Having spent most of my life with a love of the ocean, I wasn’t a stranger to surfing. I watched Blue Crush diligently, learning that surfing gives you abs and a hot boyfriend. I wore the Puka shell necklace and the baggy Billabong board shorts with pride. I even took a few lessons; frustrated when the whole class was just me flopping around on a board wedged into the sand. I don’t think I’m alone in saying that ‘surfing’ has always been on the aspirational to-do list. Perhaps even occupying a spot at the top.

However, I can’t imagine it was very high on the list for the population of Taghazout. Content with a simple existence where days spent fishing were broken up only by trips to the Mosque and bowls of steaming hot Tagine. Little did they know they were sitting on a veritable gold mine; The gold being a coastline which rolled in world-class surf every month of the year.

There would have been a moment when the first surfers rocked up in the Moroccan coastal town in their board shorts, boards wedged under their arms. In a country that regards shorts as underwear, you can only imagine what they thought of them; There’s no doubt that over cups of mint tea, they would have been the talk of the town. The town gossips would have had to move onto juicier topics though because the late 60’s and 70’s saw Taghazout becoming a favourite stop on the Moroccan Hippie trail. Of course, this was inevitable especially when you consider the area was fast becoming known for its cheap and plentiful hash. When Jimi Hendrix gave the place a tick of approval- his song Castles Made of Sand was supposedly written about the area- he sealed the town’s fate, and the VW’s came in droves.

I arrived, not in a clanking VW, but folded into a taxi after making the three-hour bus drive from Marrakesh. The blue and white mosque marks the town centre. The door to the mosque, wooden and heavy, and completely off limits to me and all women. Adjacent to the door, the local Tagine store with its fiery pots of food, and next to that, a surf shop. Nothing could sum up Taghazout better than this trifecta of shops.

Taghazout is a Berber (Amazigh), not Arab, village. Forget to make the distinction, and you will be kindly reminded. Pride in their Berber origins has not changed as the locals swapped out their Djellabas for boardies and bleached hair.

As the indigenous people of North Africa, to be confused as Arabs, the people who oppressed and alienated them, is an insult. But the mistake, often born out of ignorance, has lost its sting. The Berbers are just used to it.  While Berbers make up half of Morocco’s population, it’s only recently their culture and language have been officially recognised. Like many oppressed minorities, Berber’s have cultivated a fiercely independent spirit- many prefer to be called ‘Amazigh’ or ‘the free people’; A pursuit they have in common with wave seekers all over the world.

But in spite of the Berber pride, the majority have turned to Islam. Before the spread of Islam, Berber groups were Christian, Jewish or Animist- some still are- but in Taghazout life moves around the Mosque in the centre of town. While the men of the village shuffle towards the place of prayer, they bump shoulders with pink-skinned tourists looking to rent a board at one of the local surf shops.

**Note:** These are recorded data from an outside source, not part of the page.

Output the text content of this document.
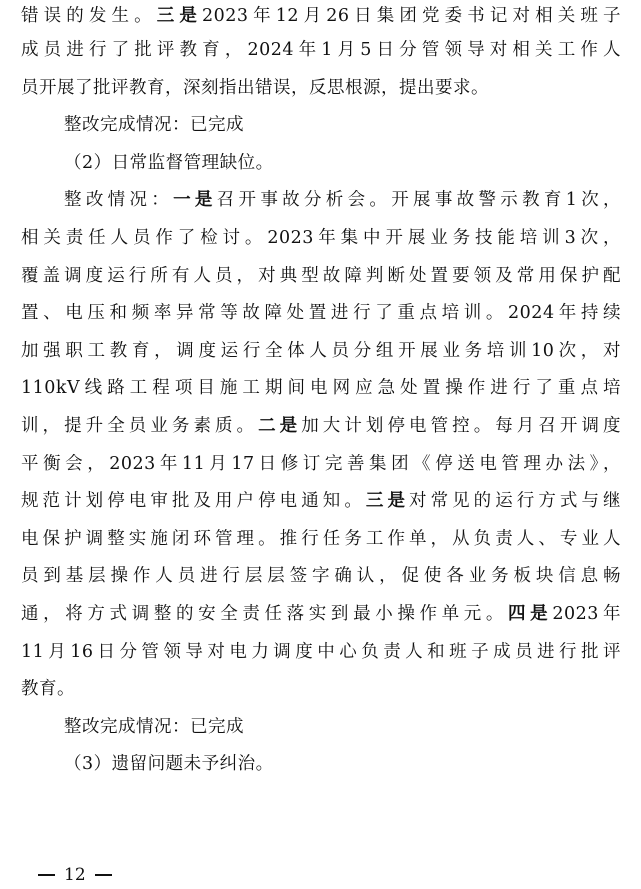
错误的发生。三是2023年12月26日集团党委书记对相关班子
成员进行了批评教育，2024年1月5日分管领导对相关工作人
员开展了批评教育，深刻指出错误，反思根源，提出要求。
整改完成情况：已完成
（2）日常监督管理缺位。
整改情况：一是召开事故分析会。开展事故警示教育1次，
相关责任人员作了检讨。2023年集中开展业务技能培训3次，
覆盖调度运行所有人员，对典型故障判断处置要领及常用保护配
置、电压和频率异常等故障处置进行了重点培训。2024年持续
加强职工教育，调度运行全体人员分组开展业务培训10次，对
110kV线路工程项目施工期间电网应急处置操作进行了重点培
训，提升全员业务素质。二是加大计划停电管控。每月召开调度
平衡会，2023年11月17日修订完善集团《停送电管理办法》，
规范计划停电审批及用户停电通知。三是对常见的运行方式与继
电保护调整实施闭环管理。推行任务工作单，从负责人、专业人
员到基层操作人员进行层层签字确认，促使各业务板块信息畅
通，将方式调整的安全责任落实到最小操作单元。四是2023年
11月16日分管领导对电力调度中心负责人和班子成员进行批评
教育。
整改完成情况：已完成
（3）遗留问题未予纠治。
12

It was in a group of these pink-skinned wave seekers that I first stood up on a wave. Like dishes in a dishwasher, we allowed ourselves to be scrubbed raw by the sea floor and our eyes to become prickly with the salty water. Our pursuit was noble, but our attempts floundering.

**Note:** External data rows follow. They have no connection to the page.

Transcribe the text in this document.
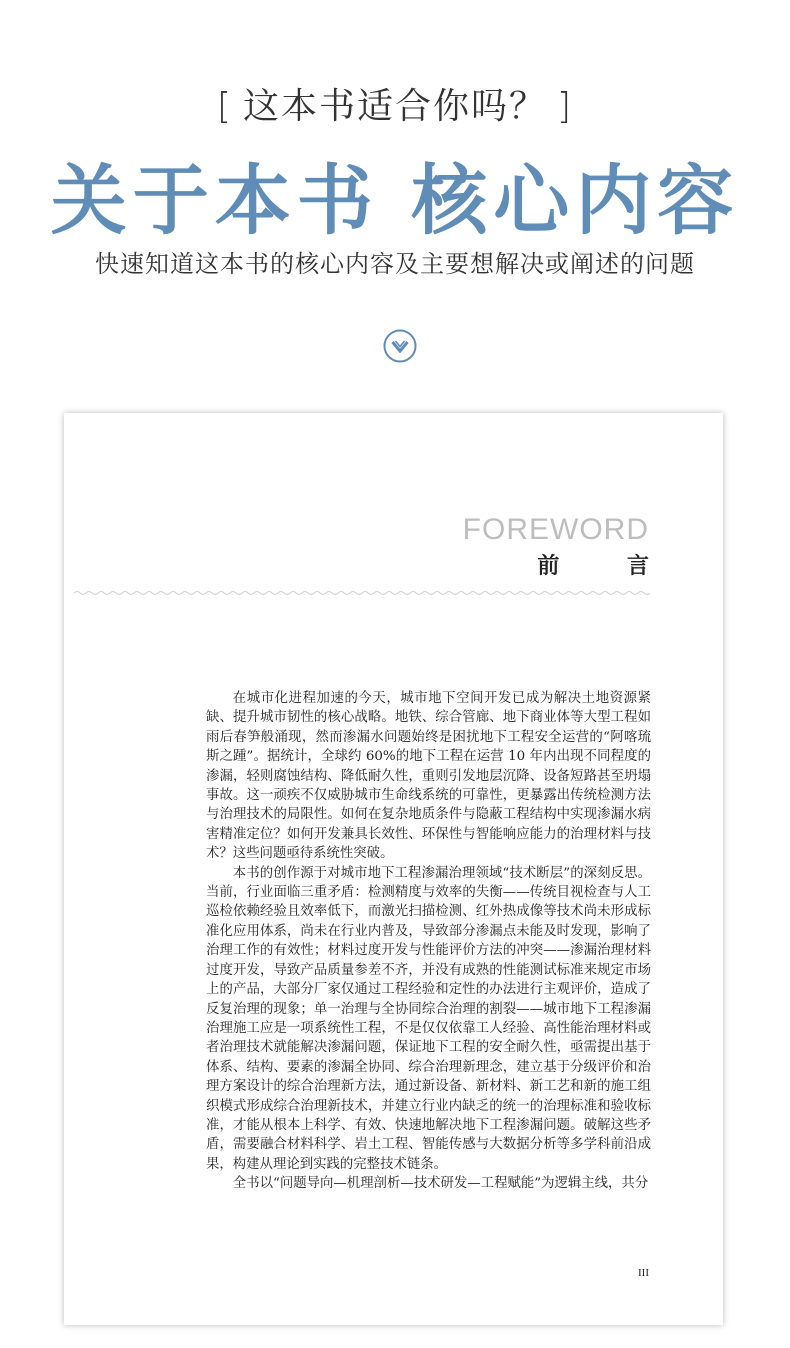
[ 这本书适合你吗？ ]
关于本书 核心内容
快速知道这本书的核心内容及主要想解决或阐述的问题
FOREWORD
前 言

在城市化进程加速的今天，城市地下空间开发已成为解决土地资源紧缺、提升城市韧性的核心战略。地铁、综合管廊、地下商业体等大型工程如雨后春笋般涌现，然而渗漏水问题始终是困扰地下工程安全运营的“阿喀琉斯之踵”。据统计，全球约 60%的地下工程在运营 10 年内出现不同程度的渗漏，轻则腐蚀结构、降低耐久性，重则引发地层沉降、设备短路甚至坍塌事故。这一顽疾不仅威胁城市生命线系统的可靠性，更暴露出传统检测方法与治理技术的局限性。如何在复杂地质条件与隐蔽工程结构中实现渗漏水病害精准定位？如何开发兼具长效性、环保性与智能响应能力的治理材料与技术？这些问题亟待系统性突破。

本书的创作源于对城市地下工程渗漏治理领域“技术断层”的深刻反思。当前，行业面临三重矛盾：检测精度与效率的失衡——传统目视检查与人工巡检依赖经验且效率低下，而激光扫描检测、红外热成像等技术尚未形成标准化应用体系，尚未在行业内普及，导致部分渗漏点未能及时发现，影响了治理工作的有效性；材料过度开发与性能评价方法的冲突——渗漏治理材料过度开发，导致产品质量参差不齐，并没有成熟的性能测试标准来规定市场上的产品，大部分厂家仅通过工程经验和定性的办法进行主观评价，造成了反复治理的现象；单一治理与全协同综合治理的割裂——城市地下工程渗漏治理施工应是一项系统性工程，不是仅仅依靠工人经验、高性能治理材料或者治理技术就能解决渗漏问题，保证地下工程的安全耐久性，亟需提出基于体系、结构、要素的渗漏全协同、综合治理新理念，建立基于分级评价和治理方案设计的综合治理新方法，通过新设备、新材料、新工艺和新的施工组织模式形成综合治理新技术，并建立行业内缺乏的统一的治理标准和验收标准，才能从根本上科学、有效、快速地解决地下工程渗漏问题。破解这些矛盾，需要融合材料科学、岩土工程、智能传感与大数据分析等多学科前沿成果，构建从理论到实践的完整技术链条。

全书以“问题导向—机理剖析—技术研发—工程赋能”为逻辑主线，共分

III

My board was as wide and long as they come; A garish yellow beast that earned itself the nickname ‘the banana’. But after a few tumultuous lessons, I was standing amongst the wash on my banana with pride. The quick downfall of my surfing career came swiftly after as my surf teacher stubbornly refused to graduate me onto the blue (less embarrassingly large) surf boards. My peers moved on to bigger breaks, bumping fists when they caught a good wave. With my absolute inability to determine a good surfing wave and a few harsh words from my teacher, I resigned myself to the fact that maybe surfing and I was never meant to be. But like any scorned lover, I imagine that one day I’ll pick it up again, and we’ll magically work. Maybe when those abs finally pop through.

The word ‘freedom’ gets thrown around a lot. Uttered when leaving our desks for the weekend, at the end of a divorce, or that first break away from the city on a new road trip. Yet, I’m not sure we know what it means. We see glimpses of it sometimes. In the months where we throw away our phones, and in days with no shoes and sandy feet. It’s always just within our reach, brushing the tips of our fingers. Taghazout is a closed iron fist that has grasped freedom; A place where it hasn’t yet slipped away. It’s a burning identity, a refusal to let go, and a perfect, green wave rolling into shore.